Может, с этого все и началось.
II
Леснякам — Марии и Захару, — иначе говоря, родителям Михайлика, — хотелось получше воспитать своих детей, но времени на это не хватало — с утра до ночи были они накрепко привязаны к земле. И все же иногда выкраивали считанные минуты для воспитания. Бывало, разогнут спины, чтобы дух перевести и вытереть пот с лица, да заодно уж угостят кого-либо из своих детей подзатыльником или шлепком пониже спины, чтоб знал и помнил и не встревал в беду. Михайлика всегда удивляло, как это у них складно получается: только натворишь чего-нибудь и думаешь — никто никогда не узнает об этом, а тут тебе — бац! — они уже знают!
Бывало и так, что Михайлик только начнет замышлять что-нибудь запретное, как уже до него доносится строгое:
— Ты куда, на что целишься? Тебе опять не терпится где-нибудь нашкодить?
Отмалчивался Михайлик, лишь дивился: как отец с матерью могут его мысли читать?
Хотя у Лесняков и лесная фамилия, но они с деда-прадеда истые степняки. Михайлик, видимо, и родился влюбленным в степь. Она ведь раскинулась за селом безмерной равниной — от горизонта до горизонта. Тут и там по степи пылают островки цветов, в небе поют жаворонки, низко над землей летают разноцветные бабочки, в траве снуют смолисто-черные деловитые жуки. Шастают по степи зайцы. Это от них мать иногда приносит краюху сухого, удивительно вкусного хлеба.

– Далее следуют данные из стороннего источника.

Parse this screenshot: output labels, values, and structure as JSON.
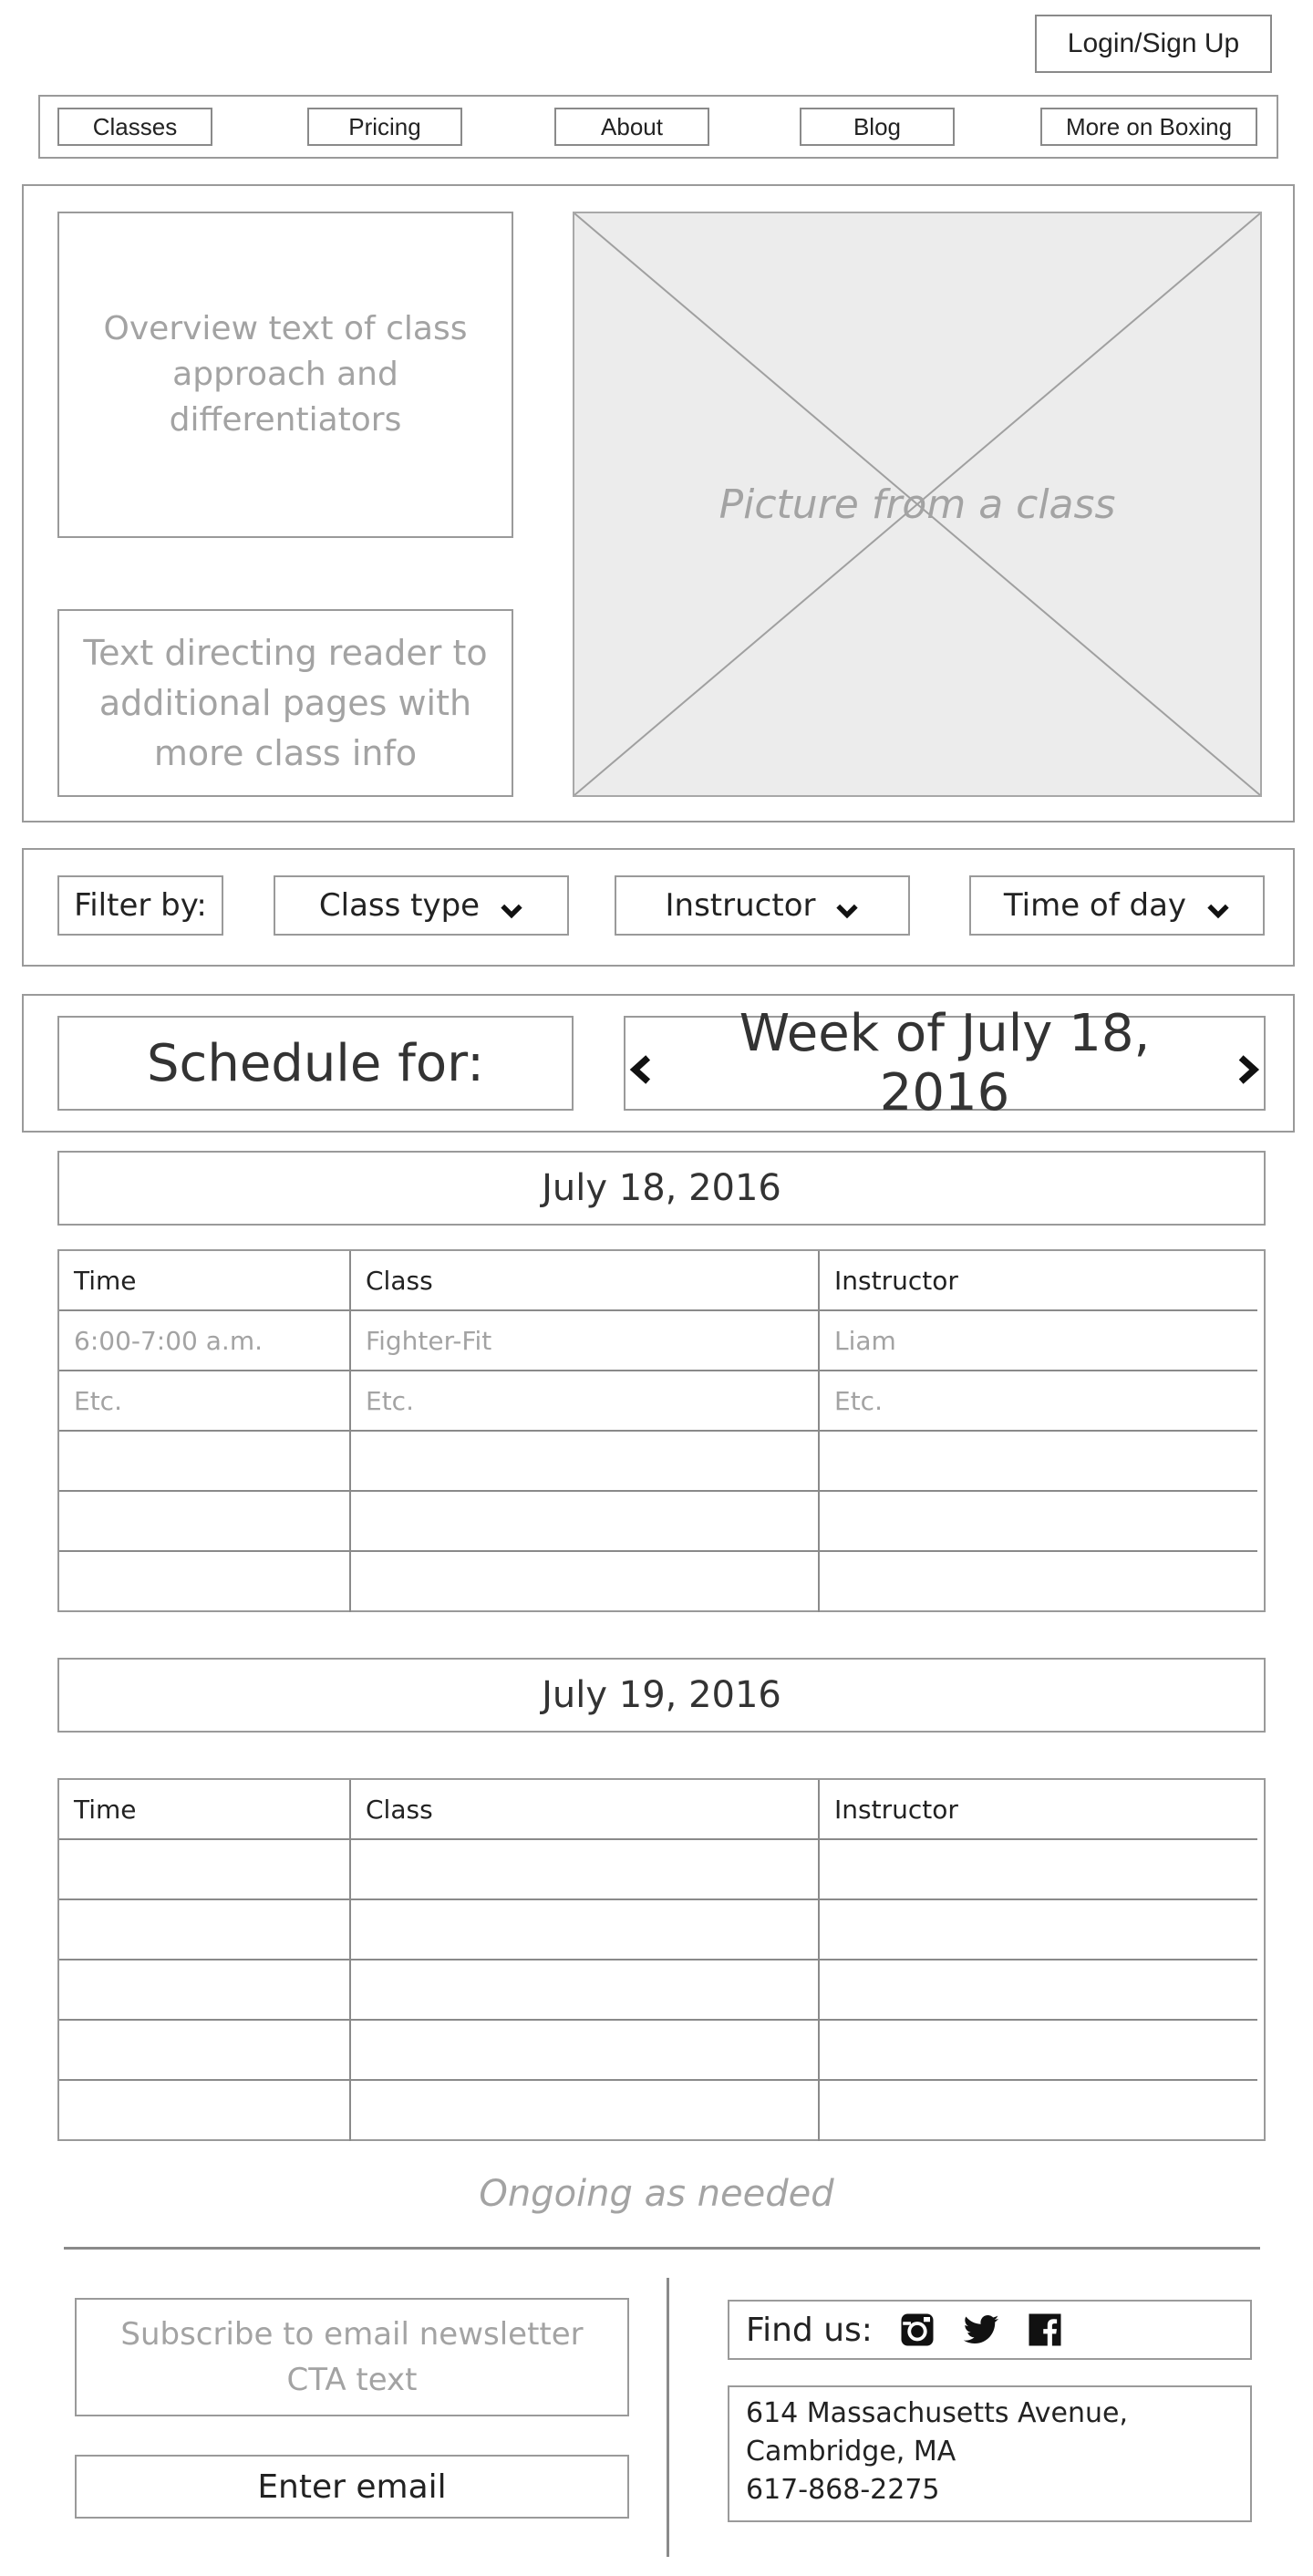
{
  "header": {
    "login_label": "Login/Sign Up"
  },
  "nav": {
    "items": [
      {
        "label": "Classes"
      },
      {
        "label": "Pricing"
      },
      {
        "label": "About"
      },
      {
        "label": "Blog"
      },
      {
        "label": "More on Boxing"
      }
    ]
  },
  "hero": {
    "overview_text": "Overview text of class approach and differentiators",
    "directing_text": "Text directing reader to additional pages with more class info",
    "image_caption": "Picture from a class"
  },
  "filter": {
    "label": "Filter by:",
    "class_type": "Class type",
    "instructor": "Instructor",
    "time_of_day": "Time of day"
  },
  "schedule": {
    "label": "Schedule for:",
    "week": "Week of July 18, 2016",
    "days": [
      {
        "date": "July 18, 2016",
        "headers": [
          "Time",
          "Class",
          "Instructor"
        ],
        "rows": [
          [
            "6:00-7:00 a.m.",
            "Fighter-Fit",
            "Liam"
          ],
          [
            "Etc.",
            "Etc.",
            "Etc."
          ],
          [
            "",
            "",
            ""
          ],
          [
            "",
            "",
            ""
          ],
          [
            "",
            "",
            ""
          ]
        ]
      },
      {
        "date": "July 19, 2016",
        "headers": [
          "Time",
          "Class",
          "Instructor"
        ],
        "rows": [
          [
            "",
            "",
            ""
          ],
          [
            "",
            "",
            ""
          ],
          [
            "",
            "",
            ""
          ],
          [
            "",
            "",
            ""
          ],
          [
            "",
            "",
            ""
          ]
        ]
      }
    ],
    "ongoing_text": "Ongoing as needed"
  },
  "footer": {
    "newsletter_text": "Subscribe to email newsletter CTA text",
    "email_placeholder": "Enter email",
    "find_us_label": "Find us:",
    "social": [
      "instagram-icon",
      "twitter-icon",
      "facebook-icon"
    ],
    "address_line1": "614 Massachusetts Avenue,",
    "address_line2": "Cambridge, MA",
    "phone": "617-868-2275"
  },
  "colors": {
    "border": "#9a9a9a",
    "placeholder_text": "#a3a3a3",
    "image_fill": "#ececec"
  }
}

Михайлику очень хочется побывать в большой степи. Взрослые то и дело говорят о ней. Если бы ему удалось поехать туда, то и он считал бы себя взрослым. Но его туда не берут. Подрастешь, говорят, поедешь.
Михайлик долго ждал этого часа. Но однажды терпение его лопнуло.
Как-то вечером, когда мать варила на плите рваные галушки, Михайлик, хотя и очень любил их, все же отпросился спать, рассчитывая пораньше проснуться и караулить в сенях, пока запрягут чалую. А там пусть хоть убьют, а с воза он не слезет — поедет с отцом в степь.
Проснулся, когда солнечный лучик пробился через оконце и заглянул в хату.
Божья матерь, освещенная красноватым светом, своим тонким пальцем строго грозила Михайлику из-за расшитого рушника. Под потолком отчаянно жужжала запутавшаяся в паутине муха. Она напомнила ему жужжание шмеля. Тут же закружились, замелькали перед его глазами степные мотыльки, и он в мгновение ока вскочил с постели, опрометью бросился в сени и застыл на пороге! Обида больно сжала его сердце: не успел. Его снова оставили дома с маленькой сестренкой Олесей.
Стоит Михайлик на пороге, смотрит на расстелившийся по всему двору спорыш. На спорыше — густая роса, и в каждой росинке играет солнце. Неумытое после сна лицо Михайлика, его руки и босые ноги овевает ранний прохладный ветерок.
Огорчение его постепенно утихает. Михайлик смотрит за огород, туда, где начинается ближняя степь: она словно убегает вдаль и в прозрачной сини сливается с небосклоном.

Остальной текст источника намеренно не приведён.